Int J Periodontics Restorative Dent 34 (2014), No. 6 24. Nov. 2014
Int J Periodontics Restorative Dent 34 (2014), No. 6 (24.11.2014)
Page 772-779, doi:10.11607/prd.1990, PubMed:25411732
Biologic Width Adjacent to Loaded Implants with Machined and Rough Collars in the Dog
Cochran, David L. / Obrecht, Marcel / Weber, Klaus / Dard, Michel / Bosshardt, Dieter / Higginbottom, Frank L. / Wilson, Thomas G. / Jones, Archie A.

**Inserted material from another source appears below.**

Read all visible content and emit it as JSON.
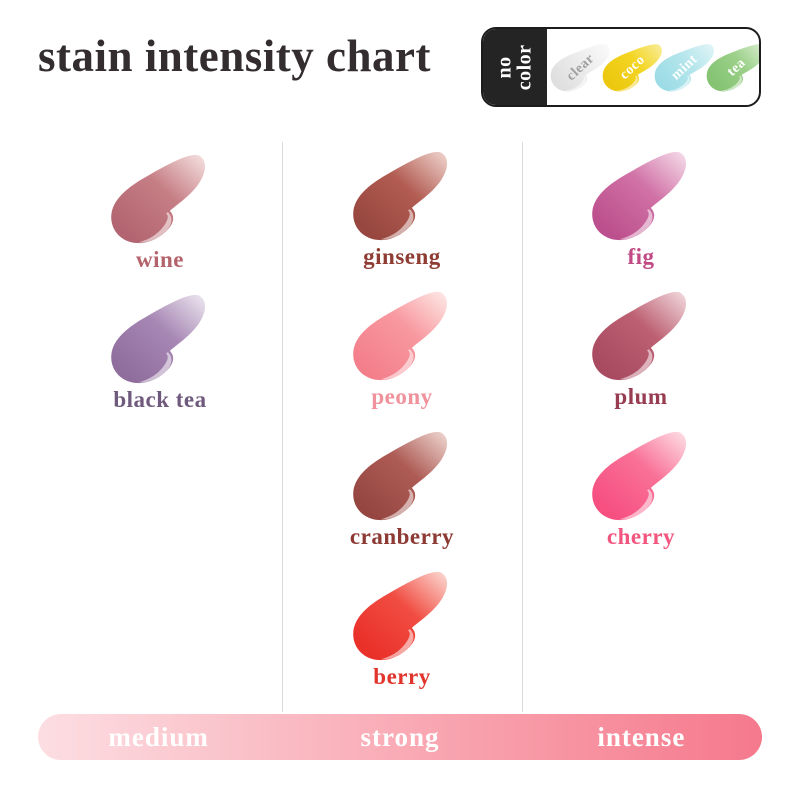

Dental implant surface technology has evolved from a relatively smooth machined implant surface for osseointegration to more roughened osteoconductive surfaces. Recent studies suggest that peri-implant soft tissue inflammation with progressive bone loss (ie, peri-implantitis) is becoming a prevalent condition. One possibility that could explain such a finding is that more bacterial plaque forms on the roughened implant and abutment surfaces, which may result in the peri-implant inflammation in the soft tissues. This study compared 36 tissue-level implants with a machined transmucosal collar to 36 implants with a relatively roughened (SLActive) transmucosal surface in the dog. The implants were evaluated histologically and histomorphometrically after 3 and 12 months of loading. The results demonstrated that the connective tissue contact was similar between the two implant types but that the junctional epithelium and biologic width dimensions were greater around the implants with the machined collars. Interestingly, the amount of inflammation was similar between the two implant types. Slightly more bone formation and more mature collagen formation occurred around the implants with the roughened collars compared to the implants with machined collars. These results suggested that even if more plaque biofilm forms on the implants with the roughened SLActive surface compared to the machined surface, there is no biologic consequence related to the amount of inflammation or bone loss. In fact, the roughened surface promoted bone formation (was more osteoconductive) and more mature soft collagenous connective tissue.